Because for a viable geographical sized SFN, it's a trade off against mux payload. That's why BBC 4 HD had to move from COM 7 to 8, reduce COM
7's total bandwidth requirement, so both muxes could adopt SFN working.The main 6 muxes are too jam packed with stuff, (and the PSBs are regional) to allow large scale SFN operation
Not really, the circuits between the regional studios, and the central playout facility are high bandwidth/low latency
'off air' DTT or D-Sat is not suitable for OB cueing, both have significant latency, so it's a moot point.
See above. Since DSO off air cueing isn't really viable.
Abingdon's output went back (via a BT circuit) to Central's MCR in Birmingham, and from there to the Oxford and Ridge Hill txs. I don't think it was on a time switch, but probably on a salvo from the Pres Mixer. The Brum, Nottingham, and Abingdon programmes all had to finish (and start) at the same time. No different to HTV, Meridian, YTV, Tyne Tees who all had similar split regions.
Isn't that why we have standards ? :-)
Then up the bandwidth of the channels left to something that produces a watchable picture.
How many years from DSO would you need to wait to cater for people who purchased equipment in good faith?
Ok but that's fudging it by making BBC CBR.
The round trip time between the Mark 1 eyeball seeing somthing at a "live", fibre connected OB and then seeing the same thing on an offair DSAT fed house monitor is around 8 *seconds*...
Pointers has a SNG truck, so the cue delay is mostly the satellite hop.
Having said that IP based systems are becoming more common and remote production keeps rearing it's head. The latentcy in the fibre circuits isn't a problem but then each (compressed) UHD camera uses
10 Gbps link. Sounds like a lot of bandwidth but in the great scheme of things 10 Gbps is but a drop in the ocean.The BBC UHD streaming trials had around 40,000 streams running at 36 Mbps each or about 1,500 Gbps. Akamai say they peaked around 22,600 Gbps during the World Cup France v Belgium game...
There is a certain amount of "taking your own cue", ie during line up the PA and pres check clocks and the contribution delay and they then run things from the clock starting things a second or so "early".
Delays and sync is a nightmare these days and it's getting worse.
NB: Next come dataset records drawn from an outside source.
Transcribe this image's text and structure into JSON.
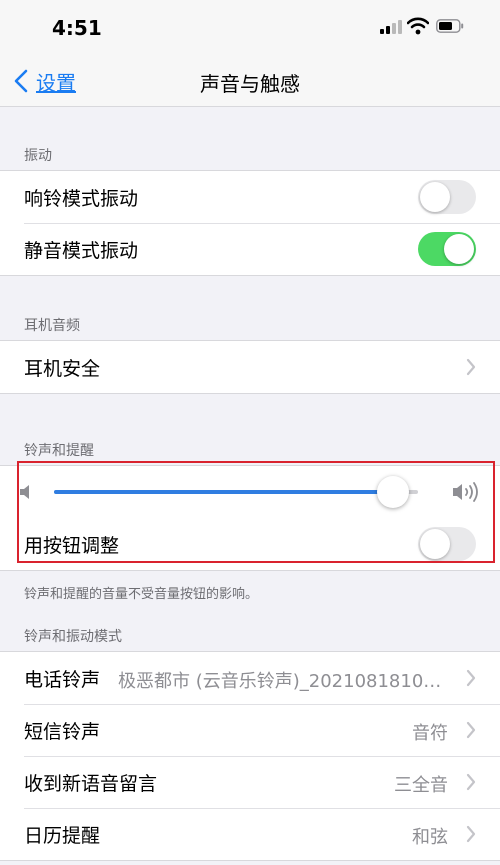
{
  "status": {
    "time": "4:51"
  },
  "nav": {
    "back_label": "设置",
    "title": "声音与触感"
  },
  "vibration": {
    "header": "振动",
    "rows": [
      {
        "label": "响铃模式振动",
        "on": false
      },
      {
        "label": "静音模式振动",
        "on": true
      }
    ]
  },
  "headphone": {
    "header": "耳机音频",
    "rows": [
      {
        "label": "耳机安全"
      }
    ]
  },
  "ringer": {
    "header": "铃声和提醒",
    "volume": 0.93,
    "adjust_label": "用按钮调整",
    "adjust_on": false,
    "footer": "铃声和提醒的音量不受音量按钮的影响。"
  },
  "patterns": {
    "header": "铃声和振动模式",
    "rows": [
      {
        "label": "电话铃声",
        "value": "极恶都市 (云音乐铃声)_20210818101..."
      },
      {
        "label": "短信铃声",
        "value": "音符"
      },
      {
        "label": "收到新语音留言",
        "value": "三全音"
      },
      {
        "label": "日历提醒",
        "value": "和弦"
      }
    ]
  },
  "colors": {
    "accent": "#1a7cf2",
    "toggle_on": "#4cd964",
    "highlight": "#d9232e"
  }
}
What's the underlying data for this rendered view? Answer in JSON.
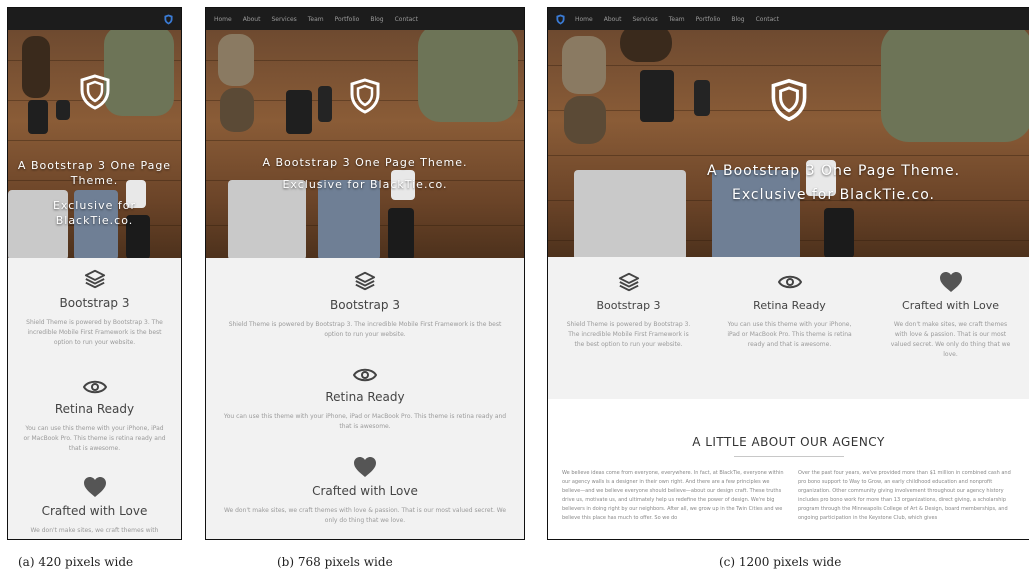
{
  "nav": {
    "items": [
      "Home",
      "About",
      "Services",
      "Team",
      "Portfolio",
      "Blog",
      "Contact"
    ]
  },
  "hero": {
    "line1_full": "A Bootstrap 3 One Page Theme.",
    "line2_full": "Exclusive for BlackTie.co.",
    "narrow_lines": [
      "A Bootstrap 3 One Page",
      "Theme.",
      "Exclusive for",
      "BlackTie.co."
    ]
  },
  "features": [
    {
      "icon": "layers-icon",
      "title": "Bootstrap 3",
      "text": "Shield Theme is powered by Bootstrap 3. The incredible Mobile First Framework is the best option to run your website."
    },
    {
      "icon": "eye-icon",
      "title": "Retina Ready",
      "text_full": "You can use this theme with your iPhone, iPad or MacBook Pro. This theme is retina ready and that is awesome.",
      "text_short": "You can use this theme with your iPhone, iPad or MacBook Pro. This theme is retina ready and that is awesome."
    },
    {
      "icon": "heart-icon",
      "title": "Crafted with Love",
      "text": "We don't make sites, we craft themes with love & passion. That is our most valued secret. We only do thing that we love.",
      "text_cut": "We don't make sites, we craft themes with"
    }
  ],
  "about": {
    "title": "A LITTLE ABOUT OUR AGENCY",
    "col1": "We believe ideas come from everyone, everywhere. In fact, at BlackTie, everyone within our agency walls is a designer in their own right. And there are a few principles we believe—and we believe everyone should believe—about our design craft. These truths drive us, motivate us, and ultimately help us redefine the power of design. We're big believers in doing right by our neighbors. After all, we grow up in the Twin Cities and we believe this place has much to offer. So we do",
    "col2": "Over the past four years, we've provided more than $1 million in combined cash and pro bono support to Way to Grow, an early childhood education and nonprofit organization. Other community giving involvement throughout our agency history includes pro bono work for more than 13 organizations, direct giving, a scholarship program through the Minneapolis College of Art & Design, board memberships, and ongoing participation in the Keystone Club, which gives"
  },
  "captions": {
    "a": "(a) 420 pixels wide",
    "b": "(b) 768 pixels wide",
    "c": "(c) 1200 pixels wide"
  },
  "colors": {
    "navbar": "#1c1c1c",
    "features_bg": "#f2f2f2",
    "shield_accent": "#3a7bd5"
  }
}
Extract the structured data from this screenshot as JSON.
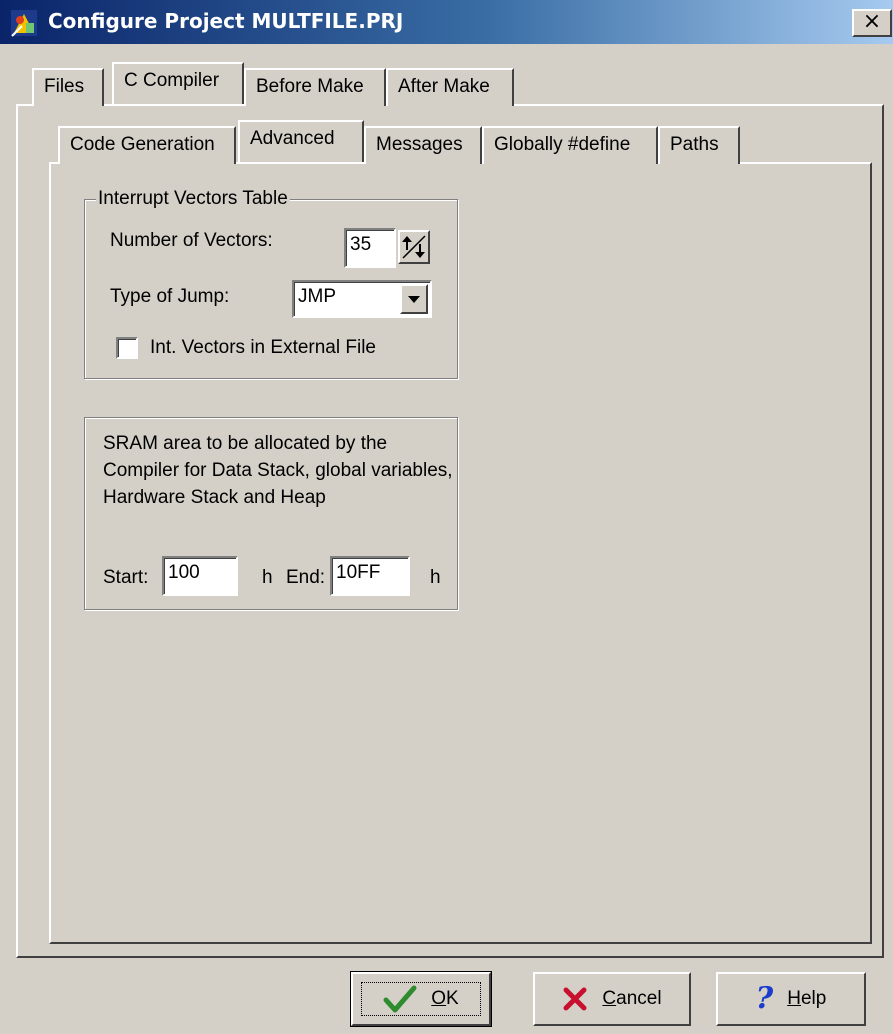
{
  "window": {
    "title": "Configure Project MULTFILE.PRJ",
    "close_label": "×"
  },
  "outer_tabs": [
    {
      "label": "Files",
      "active": false
    },
    {
      "label": "C Compiler",
      "active": true
    },
    {
      "label": "Before Make",
      "active": false
    },
    {
      "label": "After Make",
      "active": false
    }
  ],
  "inner_tabs": [
    {
      "label": "Code Generation",
      "active": false
    },
    {
      "label": "Advanced",
      "active": true
    },
    {
      "label": "Messages",
      "active": false
    },
    {
      "label": "Globally #define",
      "active": false
    },
    {
      "label": "Paths",
      "active": false
    }
  ],
  "interrupt_group": {
    "title": "Interrupt Vectors Table",
    "num_vectors_label": "Number of Vectors:",
    "num_vectors_value": "35",
    "jump_type_label": "Type of Jump:",
    "jump_type_value": "JMP",
    "external_file_label": "Int. Vectors in External File",
    "external_file_checked": false
  },
  "sram_group": {
    "description": "SRAM area to be allocated by the Compiler for Data Stack, global variables, Hardware Stack and Heap",
    "start_label": "Start:",
    "start_value": "100",
    "start_suffix": "h",
    "end_label": "End:",
    "end_value": "10FF",
    "end_suffix": "h"
  },
  "buttons": {
    "ok_mnemonic": "O",
    "ok_rest": "K",
    "cancel_mnemonic": "C",
    "cancel_rest": "ancel",
    "help_mnemonic": "H",
    "help_rest": "elp"
  },
  "icons": {
    "ok": "checkmark-icon",
    "cancel": "x-cross-icon",
    "help": "question-mark-icon",
    "spin": "up-down-arrows-icon",
    "dropdown": "chevron-down-icon"
  },
  "colors": {
    "face": "#d4d0c8",
    "title_start": "#0a246a",
    "title_end": "#a6caf0",
    "ok_green": "#2e8b2e",
    "cancel_red": "#c8102e",
    "help_blue": "#1a3ccc"
  }
}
AIUI UHD cameras are a frame late at the output of the CCU! And of course any bit of picture "fairy dust" that a picture goes through adds more delay. Unless you are very careful its all to easy to get into deep dodo...
Pres Trump has the right idea. Fences. Quite high ones. But no need to be as high as you might at first think... An interesting thought experiment.
Bill
I didn't make myself clear - I meant why only COM 7/8. But others have answered that - regional variations. (Though I'd have thought it could work with local relays.)
Ah, I didn't know it was already being used in small areas.
You mean SFN limits bitrate.
Very sticky problem. There _is_ an implied contract with consumers, though it's not written down anywhere. In practice it's less of a problem than it might be because modern equipment on the whole doesn't last nearly as long, but there probably _are_ sufficient people who've been lucky with equipment failures (or rather lack thereof) for it to at least mean bad press.
"You are in a maze of twisty standards, all alike."
It's a rule in English that a q is always followed by a u. No matter how big the company they cannot change this. If they want to have a spelling mistake as their company name that's up to them, as long as they know they're wrong. Bill
At least Qantas has an excuse.
The larger the SFN is geographically (in terms of separation of receivable transmitters at a given Rx point), the lower the payload of the mux.